David - Elkins Park, Pennsylvania
Entered on April 22, 2009

I believe there is no soul.

Alan went through life as normally as possible, until the moment his speech turned to nonsense. Excitedly, he opened his mouth, intending to say something. But what came out was a hesitant language so strange it sounded foreign, oddly peppered with English words. “Fuller pulled. The Kemper. Onto bead.” He stopped, confused, and looked down at his flaccid right arm. Then, he shook his head once to the right, eyebrow furrowed, and tried again. Alan was having a stroke. I was treating him for the blood clot starving and killing neurons.

Why should the death of these neural networks result in Alan’s aphasia? Because that’s the way the world works: destroy a cause, destroy its effect. This is not only contingency. This is causation. A guitar causes notes, cut the strings and stop the music. That the brain causes the existence of the soul is a scientifically trivial viewpoint. Yet the implications are profound, for the belief entails that we do not survive the death of our brain. How could it be otherwise? A brain causes the thing we imagine as our soul, so brain destruction ends everything we hold as ourselves.

Science historically disabuses humans of our ignorance, which tends towards hubris: notions of exceptionalism and privilege from the natural world. But we are not the center of the universe. We were not willed into existence. Should we care to learn, our mental lives are not separated from the natural world: minds are complex but not special, not immaterial, not endless.

Nature applies herself equally to all processes: once begun they must also end. Before our conceptions, we did not have a brain to sustain our mental lives. And what was that experience like? We all know the answer! It was a dreamless, urgeless sleep. It was a cavernous nothing dug into a colorless void.

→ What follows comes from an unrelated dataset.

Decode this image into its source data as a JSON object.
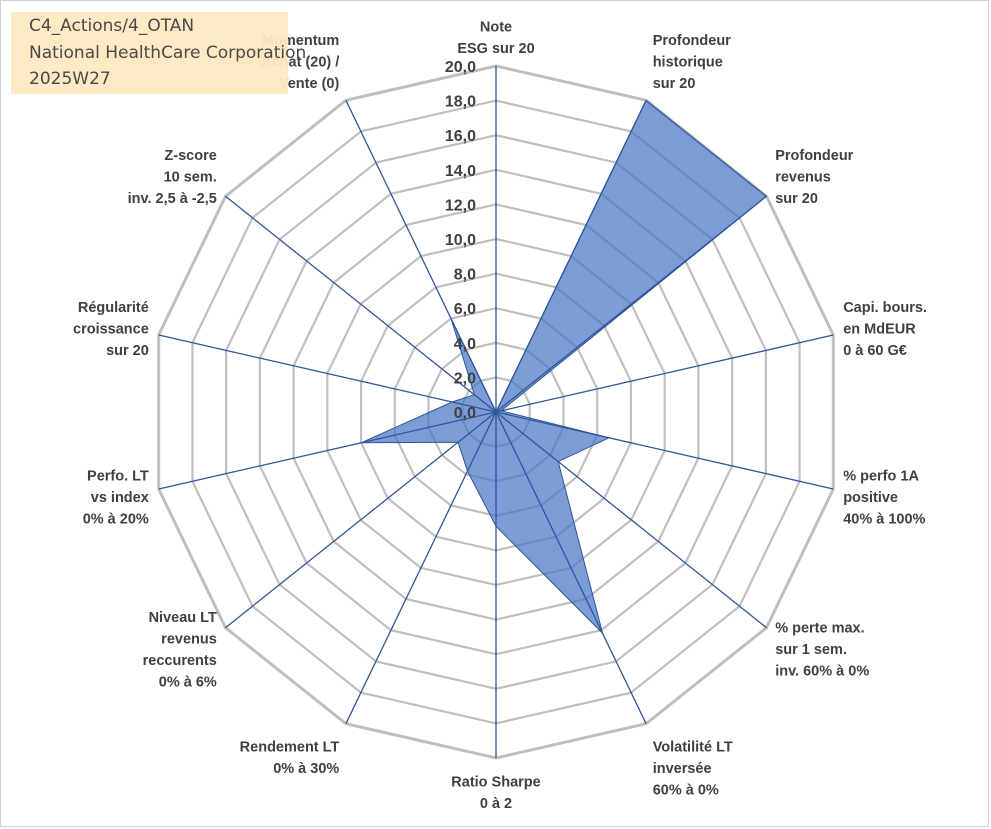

It was from this place, from this absence, that human life began and grew. From sleep came a period of awakening. A period only, existing for a time. Our covenant is this: this natural world gives us time, we perhaps give it meaning, and then we leave. We then exit into the same state from which we came – that dreamless void.

The period should be summed in decades before the inevitable tragedy. Time makes one measure. There are also our weights and velocities. But all velocity must come to an end, no matter how great the momentum. We are not exceptional, not endless.

A kite pulls against its string and seems almost free, for a while anyway, but every kite must also land. Our stings bind us so tightly to this world that there’s no stitch. There’s not even a string. Perhaps if we consider the unseen nothings which are so thoroughly nothing we can better know the middle. Knowing the truth, what is your velocity? And what are you going to do with it today?